Starting in 1991, Mr Illig proceeded to continuously promote this idea right up until 2013.
As you might perhaps anticipate, no serious historian deems any of this to be in any way credible, and so the only people buying into this would be those that tend to generally embrace every whack-a-doodle crazy idea going.
What exactly leads him to this conclusion?
The Wikipedia page on it outlines his “thinking” to be as follows …
- The scarcity of archaeological evidence that can be reliably dated to the period AD 614–911, the perceived inadequacies of radiometric and dendrochronological methods of dating this period, and the over-reliance of medieval historians on written sources.
- The presence of Romanesque architecture in tenth-century Western Europe, suggesting the Roman era was not as long as conventionally thought.
.. but the thing that really convinced him was this …
- The relation between the Julian calendar, Gregorian calendar and the underlying astronomical solar or tropical year.

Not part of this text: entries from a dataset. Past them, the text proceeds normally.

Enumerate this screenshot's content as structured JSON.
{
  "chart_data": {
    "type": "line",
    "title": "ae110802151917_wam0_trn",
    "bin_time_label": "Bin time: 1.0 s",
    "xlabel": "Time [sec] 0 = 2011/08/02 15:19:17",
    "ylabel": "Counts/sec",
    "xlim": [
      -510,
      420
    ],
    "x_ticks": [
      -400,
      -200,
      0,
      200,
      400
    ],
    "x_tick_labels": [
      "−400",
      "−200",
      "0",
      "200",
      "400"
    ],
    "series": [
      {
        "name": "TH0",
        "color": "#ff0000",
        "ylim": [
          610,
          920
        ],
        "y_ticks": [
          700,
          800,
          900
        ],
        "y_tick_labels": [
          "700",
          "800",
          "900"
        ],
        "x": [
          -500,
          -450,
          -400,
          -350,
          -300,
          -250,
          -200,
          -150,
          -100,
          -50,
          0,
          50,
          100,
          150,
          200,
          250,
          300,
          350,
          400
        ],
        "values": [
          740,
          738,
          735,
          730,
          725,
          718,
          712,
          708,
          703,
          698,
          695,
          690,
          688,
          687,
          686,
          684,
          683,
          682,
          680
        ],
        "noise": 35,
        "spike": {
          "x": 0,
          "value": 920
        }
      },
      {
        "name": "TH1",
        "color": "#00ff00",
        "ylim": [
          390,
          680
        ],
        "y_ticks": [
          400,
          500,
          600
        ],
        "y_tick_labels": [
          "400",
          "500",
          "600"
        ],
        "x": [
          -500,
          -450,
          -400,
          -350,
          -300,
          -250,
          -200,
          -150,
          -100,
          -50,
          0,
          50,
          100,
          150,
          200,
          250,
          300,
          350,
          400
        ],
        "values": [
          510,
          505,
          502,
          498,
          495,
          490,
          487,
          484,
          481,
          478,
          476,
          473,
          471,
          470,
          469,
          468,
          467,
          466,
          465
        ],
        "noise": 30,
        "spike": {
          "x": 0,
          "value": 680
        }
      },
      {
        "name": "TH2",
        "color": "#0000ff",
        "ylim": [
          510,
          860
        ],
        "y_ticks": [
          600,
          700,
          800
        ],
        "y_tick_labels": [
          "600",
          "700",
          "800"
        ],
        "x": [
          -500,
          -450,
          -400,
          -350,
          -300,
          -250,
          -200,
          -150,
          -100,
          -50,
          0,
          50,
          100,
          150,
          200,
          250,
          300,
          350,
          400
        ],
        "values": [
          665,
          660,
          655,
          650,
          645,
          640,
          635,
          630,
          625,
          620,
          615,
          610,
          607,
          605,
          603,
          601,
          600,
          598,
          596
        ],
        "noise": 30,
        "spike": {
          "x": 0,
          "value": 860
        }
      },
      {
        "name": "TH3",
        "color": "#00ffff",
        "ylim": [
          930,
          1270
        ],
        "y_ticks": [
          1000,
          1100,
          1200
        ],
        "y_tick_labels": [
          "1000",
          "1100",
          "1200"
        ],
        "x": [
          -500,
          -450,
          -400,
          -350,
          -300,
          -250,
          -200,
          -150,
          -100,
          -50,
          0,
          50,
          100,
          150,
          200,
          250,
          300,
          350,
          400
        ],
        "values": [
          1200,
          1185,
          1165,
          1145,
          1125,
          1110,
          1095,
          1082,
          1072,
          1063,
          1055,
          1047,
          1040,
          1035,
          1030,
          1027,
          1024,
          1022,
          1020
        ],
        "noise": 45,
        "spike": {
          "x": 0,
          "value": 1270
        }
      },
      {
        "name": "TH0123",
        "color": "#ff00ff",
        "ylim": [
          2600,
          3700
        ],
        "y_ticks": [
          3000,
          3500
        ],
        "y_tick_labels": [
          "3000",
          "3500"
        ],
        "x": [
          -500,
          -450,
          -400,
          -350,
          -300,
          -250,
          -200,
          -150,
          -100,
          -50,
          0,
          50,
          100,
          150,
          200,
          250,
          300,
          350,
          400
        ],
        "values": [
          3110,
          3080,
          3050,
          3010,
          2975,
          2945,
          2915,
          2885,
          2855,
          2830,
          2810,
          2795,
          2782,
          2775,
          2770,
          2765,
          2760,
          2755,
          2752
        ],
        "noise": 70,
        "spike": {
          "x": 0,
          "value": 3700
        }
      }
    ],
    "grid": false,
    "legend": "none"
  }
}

The Julian calendar, introduced by Julius Caesar, was long known to introduce a discrepancy from the tropical year of around one day for each century that the calendar was in use. By the time the Gregorian calendar was introduced in AD 1582, Illig alleges that the old Julian calendar should have produced a discrepancy of thirteen days between it and the real (or tropical) calendar. Instead, the astronomers and mathematicians working for Pope Gregory XIII had found that the civil calendar needed to be adjusted by only ten days. (The Julian calendar day Thursday, 4 October 1582 was followed by the first day of the Gregorian calendar, Friday, 15 October 1582). From this, Illig concludes that the AD era had counted roughly three centuries which never existed.
You know it is nonsense … right?
There are numerous reasons for rejecting this idea, so let’s cover a few of these.
Historical Astronomical observations : Events in sky above run more or less like clockwork, for example eclipses of the sun, and so when ancient writers prior to AD 614 report such events then we should be able to align such observations with the various models that calculate such events. If we roll with the proposed phantom time gap, they don’t align, but if we don’t, then all is well, and so that alone confirms beyond any doubt that the Phantom Time Hypothesis is not correct.
Specific examples include reports of Halley’s Comet, or Pliny the Elder writing about the eclipse in 59 AD
Archaeological discoveries: carbon dating confirms the age of various remains.
History: If the phantom centuries never existed, then neither did Charlemagne or Muhammad and all of early Islamic History. In fact you would need to also buy into the idea that the entire Carolingian dynasty was fiction.
Nonsense on Steroids
Despite such objections, Illig clung to the belief that it was all true and so continued to promote the idea for decades.
Humans tend to be like this and are prone to embracing nonsense as truth, and that is perhaps due to the ability of smart humans to simply dream up elaborate ways of rationalising utterly absurd ideas.
So how did he get things so wrong?
He makes the assumption that the Gregorian calendar adjustment in 1582 was done to bring it back in line with the Julian calendar as it was in 45 BC then does a few sums.
He got his sums more or less right – The Gregorian adjustment of 11 days would indeed suggest that we had too many centuries (roughly 300 years) to bring it back into line with the 45 BC Julian calendar.
The fatal flaw is that he made an assumption that is incorrect, the goal of the Gregorian date adjustment was to bring it all back in line with the dates as they were in AD 325 when the Council of Nicaea fixed the way to calculate the date for Easter by starting with Mar 21 as the vernal equinox, and not 45 BC … and that is where the roughly 300 years went.
Bottom Line: don’t just check your sums, you should also always question your underlying assumptions as well.